ミレイユは一歩近づき、声をやや小さくして言った。

「王女殿下、庭の花壇は放置すると冬に根が痛みます。もしお時間があれば、霜避けの布を敷いていただけると助かります」

リリアンヌは瞬きした。

「わたしが……?」

ミレイユは優しく笑って言った。

「はい。庭仕事も屋敷生活の一部でございます。殿下にはファルディアの生活に慣れていただきたいので。花は言葉が通じますし、魔力を察知します。殿下の結界気質には、きっとよい学びになります」

アレクシスは何気なく言う。

「ミレイユは庭の管理も得意なんだ。殿下が学べることも多いと思う」

……違和感は、まだ小さい。

けれど、胸の奥にひそかに沈んだ。

(庭の霜避け……それは、公爵令息の婚約者が担う仕事なのかしら)

しかし、声に出すことはしなかった。帝国の礼節も、外交も、ここで衝突させるものではない。

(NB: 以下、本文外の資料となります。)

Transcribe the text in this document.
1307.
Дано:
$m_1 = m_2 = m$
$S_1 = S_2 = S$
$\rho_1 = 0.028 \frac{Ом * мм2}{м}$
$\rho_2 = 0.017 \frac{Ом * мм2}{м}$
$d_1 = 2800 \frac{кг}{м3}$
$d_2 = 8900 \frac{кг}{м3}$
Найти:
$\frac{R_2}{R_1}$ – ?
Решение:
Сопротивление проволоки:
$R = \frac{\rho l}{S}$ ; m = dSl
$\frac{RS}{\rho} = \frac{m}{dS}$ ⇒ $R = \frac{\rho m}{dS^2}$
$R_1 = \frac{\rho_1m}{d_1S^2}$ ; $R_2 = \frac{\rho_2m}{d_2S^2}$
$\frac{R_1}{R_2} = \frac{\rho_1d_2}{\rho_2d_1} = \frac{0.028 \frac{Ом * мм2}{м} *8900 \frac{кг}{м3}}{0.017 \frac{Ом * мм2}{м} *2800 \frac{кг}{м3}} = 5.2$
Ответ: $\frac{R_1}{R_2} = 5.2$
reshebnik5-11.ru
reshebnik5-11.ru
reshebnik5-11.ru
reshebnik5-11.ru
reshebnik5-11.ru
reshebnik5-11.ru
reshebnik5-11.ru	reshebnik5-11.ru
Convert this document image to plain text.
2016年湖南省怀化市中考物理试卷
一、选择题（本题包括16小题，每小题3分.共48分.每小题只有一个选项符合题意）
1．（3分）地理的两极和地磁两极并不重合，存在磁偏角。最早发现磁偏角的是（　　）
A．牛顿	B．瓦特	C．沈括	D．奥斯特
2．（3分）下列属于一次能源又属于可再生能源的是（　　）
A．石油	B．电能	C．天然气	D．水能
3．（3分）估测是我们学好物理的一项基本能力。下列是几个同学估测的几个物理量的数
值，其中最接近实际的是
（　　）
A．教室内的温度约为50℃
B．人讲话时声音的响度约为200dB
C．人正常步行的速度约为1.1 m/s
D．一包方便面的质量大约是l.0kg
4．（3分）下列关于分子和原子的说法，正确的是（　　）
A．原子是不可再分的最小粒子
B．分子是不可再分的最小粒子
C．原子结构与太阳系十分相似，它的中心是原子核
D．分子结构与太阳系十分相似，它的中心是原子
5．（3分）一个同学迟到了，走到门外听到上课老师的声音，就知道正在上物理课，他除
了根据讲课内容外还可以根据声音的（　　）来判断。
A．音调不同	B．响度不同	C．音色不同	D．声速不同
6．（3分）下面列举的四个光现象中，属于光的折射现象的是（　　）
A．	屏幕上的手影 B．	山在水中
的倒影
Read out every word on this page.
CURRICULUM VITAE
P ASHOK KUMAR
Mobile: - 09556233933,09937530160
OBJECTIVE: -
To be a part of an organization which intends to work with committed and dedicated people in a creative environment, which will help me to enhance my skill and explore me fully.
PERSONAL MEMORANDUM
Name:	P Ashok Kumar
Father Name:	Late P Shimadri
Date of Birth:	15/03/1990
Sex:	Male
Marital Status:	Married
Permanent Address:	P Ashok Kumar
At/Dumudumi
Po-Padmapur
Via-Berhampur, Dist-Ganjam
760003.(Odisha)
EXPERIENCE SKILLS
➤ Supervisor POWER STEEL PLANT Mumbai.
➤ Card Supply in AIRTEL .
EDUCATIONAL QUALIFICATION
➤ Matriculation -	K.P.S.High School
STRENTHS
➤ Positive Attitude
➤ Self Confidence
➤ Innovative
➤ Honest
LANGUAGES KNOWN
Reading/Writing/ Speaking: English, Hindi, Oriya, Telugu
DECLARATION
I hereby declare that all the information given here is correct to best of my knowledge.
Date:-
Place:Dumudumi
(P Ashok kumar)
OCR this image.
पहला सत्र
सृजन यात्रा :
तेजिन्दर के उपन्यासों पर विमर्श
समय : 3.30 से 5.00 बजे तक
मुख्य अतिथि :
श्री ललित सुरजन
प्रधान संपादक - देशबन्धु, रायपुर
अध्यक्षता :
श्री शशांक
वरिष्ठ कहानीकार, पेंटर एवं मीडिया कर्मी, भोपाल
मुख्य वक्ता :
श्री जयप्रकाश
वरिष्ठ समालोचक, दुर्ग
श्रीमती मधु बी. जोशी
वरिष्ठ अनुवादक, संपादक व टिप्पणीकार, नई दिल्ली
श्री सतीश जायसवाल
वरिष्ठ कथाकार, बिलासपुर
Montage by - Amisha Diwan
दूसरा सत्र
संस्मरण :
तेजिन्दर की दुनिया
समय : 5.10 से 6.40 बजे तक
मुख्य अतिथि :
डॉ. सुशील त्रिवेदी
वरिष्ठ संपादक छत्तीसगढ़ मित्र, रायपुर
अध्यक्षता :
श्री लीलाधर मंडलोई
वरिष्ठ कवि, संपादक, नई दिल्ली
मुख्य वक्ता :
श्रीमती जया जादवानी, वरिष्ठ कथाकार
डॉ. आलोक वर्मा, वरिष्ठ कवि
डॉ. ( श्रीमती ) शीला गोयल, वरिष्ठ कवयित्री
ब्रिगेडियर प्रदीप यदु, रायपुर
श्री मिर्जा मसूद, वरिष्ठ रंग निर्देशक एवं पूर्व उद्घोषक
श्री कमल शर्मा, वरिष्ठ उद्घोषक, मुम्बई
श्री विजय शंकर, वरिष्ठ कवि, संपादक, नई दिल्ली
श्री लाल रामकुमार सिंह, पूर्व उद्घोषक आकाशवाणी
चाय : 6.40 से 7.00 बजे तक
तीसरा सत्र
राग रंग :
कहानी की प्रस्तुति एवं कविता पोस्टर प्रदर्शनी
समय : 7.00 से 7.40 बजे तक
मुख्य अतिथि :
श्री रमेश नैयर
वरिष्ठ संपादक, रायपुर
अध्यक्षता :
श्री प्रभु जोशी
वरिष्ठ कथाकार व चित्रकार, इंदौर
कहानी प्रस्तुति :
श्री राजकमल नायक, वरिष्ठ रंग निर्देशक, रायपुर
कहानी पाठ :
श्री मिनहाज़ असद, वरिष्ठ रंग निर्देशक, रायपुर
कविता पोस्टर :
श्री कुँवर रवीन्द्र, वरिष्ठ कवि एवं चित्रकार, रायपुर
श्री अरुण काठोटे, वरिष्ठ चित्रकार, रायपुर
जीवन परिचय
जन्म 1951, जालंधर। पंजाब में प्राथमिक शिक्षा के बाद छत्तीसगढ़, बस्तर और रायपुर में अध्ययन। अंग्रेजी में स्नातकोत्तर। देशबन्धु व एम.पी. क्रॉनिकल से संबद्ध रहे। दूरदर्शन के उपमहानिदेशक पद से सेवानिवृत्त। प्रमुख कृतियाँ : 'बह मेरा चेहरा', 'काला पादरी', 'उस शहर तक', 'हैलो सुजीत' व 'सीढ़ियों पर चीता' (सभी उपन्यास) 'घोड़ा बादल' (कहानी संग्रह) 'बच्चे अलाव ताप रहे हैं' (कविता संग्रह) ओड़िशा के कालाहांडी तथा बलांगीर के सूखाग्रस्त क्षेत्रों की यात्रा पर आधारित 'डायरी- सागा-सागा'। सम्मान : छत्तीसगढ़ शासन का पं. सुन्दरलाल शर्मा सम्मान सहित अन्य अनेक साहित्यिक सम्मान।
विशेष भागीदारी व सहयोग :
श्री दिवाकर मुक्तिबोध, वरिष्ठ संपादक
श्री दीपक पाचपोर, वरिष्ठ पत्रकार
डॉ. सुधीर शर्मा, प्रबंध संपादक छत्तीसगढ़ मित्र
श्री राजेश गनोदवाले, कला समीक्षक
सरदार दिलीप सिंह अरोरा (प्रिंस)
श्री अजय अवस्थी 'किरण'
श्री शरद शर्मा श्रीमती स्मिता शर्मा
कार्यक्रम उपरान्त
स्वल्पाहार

「わかりました。冬の庭は好きです。お手伝いさせてください」

ミレイユは満足げに笑い、メイドに指示を出した。

「では、殿下が終えやすいように道具をまとめておきますね」

アレクシスが言う。

「庭の感覚は学園でも役立つ。あまり難しく考える必要はないよ」

リリアンヌは微笑んだ。

「学園生活が楽しみです」

その瞬間、アレクシスは優しい表情を見せた。

「きっと悪くない場所になる。殿下なら大丈夫だ」

その言葉に、胸が少し温かくなった。

玄関ホールを抜け、客間へ案内された。

部屋には、柔らかな冬日が差し込んでいた。暖炉の火がぱちぱちと弾け、木の甘い香りが漂う。カーテンは重厚で、窓の外には庭の裸木の枝が揺れている。

リリアンヌは、室内を一巡り見渡した。

「とても落ち着きます。帝国の城より静かで……音が深いですね」

ミレイユが言った。

「石造りなので、冬は少し寒いかもしれません。ただ、魔力が濃い土地ですので、殿下のお身体には馴染みが良いかと」

「嬉しいわ」

ミレイユは一拍置き、声をやわらかくした。

「王女殿下、もしよろしければ――足元に敷く魔除け布の洗濯もお願いできますか?魔力が宿っているので、殿下の結界の気質が生地を守ります」

「洗濯……?」

ミレイユは、あくまでも微笑んだまま。

「はい。干すだけで結構です。殿下の魔力なら、少し触れるだけで生地が活性化しますので」

アレクシスも穏やかに口を挟む。

「手間というより、魔力の呼吸法みたいなものらしい。無理はしなくていいから」

リリアンヌは、胸の奥で小さく息を吐いた。

(これは……公爵家の“婚約者教育”なのかしら。異国の作法。庭、布、屋敷の空気。全部が魔力と結界につながっているのなら……学び、と思えばいい)

そう自分に言い聞かせた。

父の言葉が胸を過った。

――境界を失ったら帰ってこい。

だが、この違和感はまだ境界ではない。ただの、慣れない生活だ。

リリアンヌは微笑み、静かに言った。

「わかりました。屋敷の魔力も、結界も、学んでみたいわ」

ミレイユは深く頭を下げ、満足げに去っていった。

客間に残った静寂の中、リリアンヌは窓辺に座り、庭を見つめた。

冬の庭は、沈黙している。霜の粒が薄い光を跳ね返し、裸木の影が土の上に落ちている。

指先で窓をなぞると、外気が伝わって冷たい。

「大丈夫。これくらい、きっと問題ではないわ」

誰にも聞かれない声で、そっとつぶやいた。

けれど、胸の奥に小さな石が落ちたような気がした。

まだ痛みではない。ただ、音のない衝突。

それが、冬の屋敷の静けさの中で、微かに震えていた。